Perché? Si è trattato di una questione burocratica?
«No. Era un testo problematico perché segnava, come sempre accade nella storia dell’uomo, il passaggio dal sogno alla realtà, dall’intuizione all’istituzione. Un passaggio complicato per uno come Francesco, che era poco formale. Gli storici da oltre un secolo pensano che la seconda versione conservata della Regola fosse stata imposta a Francesco da Onorio e dai ministri provinciali dell’Ordine. È un modo un po’ complottistico di guardare la storia. In realtà, si è trattato di una lunga negoziazione per arrivare a quello che voi italiani chiamate “compromesso storico”».
Quali sono le differenze tra la prima e la seconda?
«La prima era molto lirica, c’erano molti passaggi di lode e di preghiera mentre la seconda versione è un vero e proprio testo giuridico, secco, chiaro e molto più efficace. L’aspetto giuridico e la negoziazione con il papato l’hanno reso un ottimo documento. In fondo, quante istituzioni attorno a noi hanno 800 anni di vita sulla base della medesima regola iniziale?».
Secondo alcuni studiosi, però, è stato un tradimento dell’ideale francescano.
«Al contrario, è stata la garanza dell’iscrizione dell’ideale nella durata come dimostrano le tante vocazioni che l’ordine francescano ha ancora oggi. Più un testo giuridico è complicato, più invecchia velocemente. Se ci sono troppi precetti e regole, alcuni decadono col tempo. Il testo del 1223 è molto secco e ha potuto attraversare i secoli. È quello che è accaduto con l’Ordine benedettino: la prima Regola, detta “del maestro”, era molto molto dettagliata, addirittura si arrivava a indicare quale doveva essere il posto dei singoli monaci nel coro. Qualche decennio dopo, partendo da questa regola fiume, San Benedetto ne scrive una molto più ristretta e sintetica che è ancora viva. Insomma, il dettaglio uccide sempre».
Quali sono gli aspetti più importanti della Regola francescana?
«Sicuramente la povertà, uno dei tre voti insieme a castità e obbedienza, da vivere in modo esigente visto che i frati non devono in alcun modo manipolare denaro.

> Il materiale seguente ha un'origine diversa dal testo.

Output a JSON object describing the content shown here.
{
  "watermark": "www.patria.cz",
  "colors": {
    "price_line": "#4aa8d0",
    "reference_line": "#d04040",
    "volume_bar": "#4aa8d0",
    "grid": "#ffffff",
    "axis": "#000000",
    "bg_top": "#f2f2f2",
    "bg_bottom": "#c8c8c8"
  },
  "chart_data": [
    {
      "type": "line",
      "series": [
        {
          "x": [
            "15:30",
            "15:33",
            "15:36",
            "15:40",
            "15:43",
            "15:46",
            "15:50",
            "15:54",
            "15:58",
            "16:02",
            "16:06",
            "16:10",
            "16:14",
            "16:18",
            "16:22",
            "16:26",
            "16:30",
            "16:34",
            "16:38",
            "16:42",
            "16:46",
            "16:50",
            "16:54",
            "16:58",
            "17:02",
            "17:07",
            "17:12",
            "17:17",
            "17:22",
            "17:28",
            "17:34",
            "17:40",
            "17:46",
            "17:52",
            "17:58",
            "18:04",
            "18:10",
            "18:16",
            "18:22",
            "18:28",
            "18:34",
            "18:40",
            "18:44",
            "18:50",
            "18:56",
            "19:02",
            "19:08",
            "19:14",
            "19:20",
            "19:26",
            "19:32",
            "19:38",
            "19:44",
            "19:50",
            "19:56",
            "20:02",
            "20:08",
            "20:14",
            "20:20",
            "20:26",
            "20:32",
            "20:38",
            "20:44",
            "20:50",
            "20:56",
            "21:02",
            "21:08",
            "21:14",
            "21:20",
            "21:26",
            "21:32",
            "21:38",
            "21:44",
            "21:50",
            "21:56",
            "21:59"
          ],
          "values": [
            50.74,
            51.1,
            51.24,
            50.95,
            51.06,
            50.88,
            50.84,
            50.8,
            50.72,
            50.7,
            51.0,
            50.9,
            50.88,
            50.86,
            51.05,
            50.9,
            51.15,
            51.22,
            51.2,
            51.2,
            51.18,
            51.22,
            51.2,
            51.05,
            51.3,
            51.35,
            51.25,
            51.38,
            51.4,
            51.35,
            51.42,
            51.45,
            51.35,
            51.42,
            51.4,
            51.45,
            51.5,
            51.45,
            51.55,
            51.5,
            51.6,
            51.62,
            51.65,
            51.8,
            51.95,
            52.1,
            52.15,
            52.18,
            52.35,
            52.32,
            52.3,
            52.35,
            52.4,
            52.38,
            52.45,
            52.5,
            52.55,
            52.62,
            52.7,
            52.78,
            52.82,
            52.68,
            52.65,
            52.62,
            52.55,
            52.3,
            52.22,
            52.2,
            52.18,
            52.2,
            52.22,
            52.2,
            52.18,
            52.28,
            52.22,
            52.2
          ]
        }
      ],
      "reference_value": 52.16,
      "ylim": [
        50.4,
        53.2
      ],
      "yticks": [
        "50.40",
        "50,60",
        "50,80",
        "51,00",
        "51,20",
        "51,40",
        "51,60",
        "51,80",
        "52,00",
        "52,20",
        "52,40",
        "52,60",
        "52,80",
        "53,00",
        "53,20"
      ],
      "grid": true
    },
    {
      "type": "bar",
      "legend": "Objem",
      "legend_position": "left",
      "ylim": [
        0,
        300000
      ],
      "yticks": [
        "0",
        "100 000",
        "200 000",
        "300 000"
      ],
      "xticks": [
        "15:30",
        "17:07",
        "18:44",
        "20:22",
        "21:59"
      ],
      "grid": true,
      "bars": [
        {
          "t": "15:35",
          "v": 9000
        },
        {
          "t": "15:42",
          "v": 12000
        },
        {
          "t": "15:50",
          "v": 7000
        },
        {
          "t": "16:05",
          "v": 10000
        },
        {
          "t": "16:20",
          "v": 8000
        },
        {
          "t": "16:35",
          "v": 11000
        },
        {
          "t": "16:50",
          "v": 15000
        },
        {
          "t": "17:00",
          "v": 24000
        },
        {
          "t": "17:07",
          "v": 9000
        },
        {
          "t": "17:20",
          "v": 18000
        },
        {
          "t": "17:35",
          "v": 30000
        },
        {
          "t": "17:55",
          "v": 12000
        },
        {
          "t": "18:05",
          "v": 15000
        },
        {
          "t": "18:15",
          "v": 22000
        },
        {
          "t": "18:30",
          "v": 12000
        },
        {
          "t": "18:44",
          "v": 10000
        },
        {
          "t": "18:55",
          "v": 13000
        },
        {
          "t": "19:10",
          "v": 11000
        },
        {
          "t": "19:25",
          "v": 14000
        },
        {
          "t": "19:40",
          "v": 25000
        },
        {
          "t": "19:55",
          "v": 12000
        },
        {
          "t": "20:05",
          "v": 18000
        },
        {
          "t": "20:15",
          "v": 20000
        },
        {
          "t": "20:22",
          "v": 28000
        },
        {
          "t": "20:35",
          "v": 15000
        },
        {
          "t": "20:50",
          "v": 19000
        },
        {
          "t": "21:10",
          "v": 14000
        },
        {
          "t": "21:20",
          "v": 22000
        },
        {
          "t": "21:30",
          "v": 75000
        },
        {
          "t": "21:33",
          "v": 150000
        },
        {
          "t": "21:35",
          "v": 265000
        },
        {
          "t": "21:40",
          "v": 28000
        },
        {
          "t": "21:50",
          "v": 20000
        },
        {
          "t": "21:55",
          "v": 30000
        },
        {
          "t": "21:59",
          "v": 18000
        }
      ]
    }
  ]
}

Ma ci sono molti aspetti che sono di una modernità sconvolgente se pensiamo che si tratta di una Regola concepita nella prima metà del Duecento».
Quali sono?
«Il fatto che i frati possano cambiare e revocare il ministro generale, una procedura che oggi diremmo democratica, e lo è tutti gli effetti. E poi ogni frate ha il diritto di non obbedire, pur avendo fatto il voto di obbedienza, se l’ordine gli sembra contrario alla sua coscienza. Siamo nel 1200, in una società come quella medievale descritta come molto rigida e qui, invece, c’è una comunità che accetta di mettere in discussione il superiore e permette di non obbedire ciecamente a tutti gli ordini. Nei comuni medievali, per dire, non c’era questa libertà d’espressione. Anche la povertà è pensata in modo profondamente innovativo».
In che senso?
«Mentre le altre regole religiose di tipo monastico impedivano che il singolo monaco potesse avere beni di proprietà, nella regola francescana è ripresa la stessa disposizione ma anche il solo manipolare del denaro è assolutamente vietato e i frati devono vivere esclusivamente del proprio lavoro o di elemosine. In una società che aveva come fulcro lo sfruttamento dei più poveri, considerato quasi normale, la Regola introduce il concetto dell’autonomia finanziaria che è molto moderno».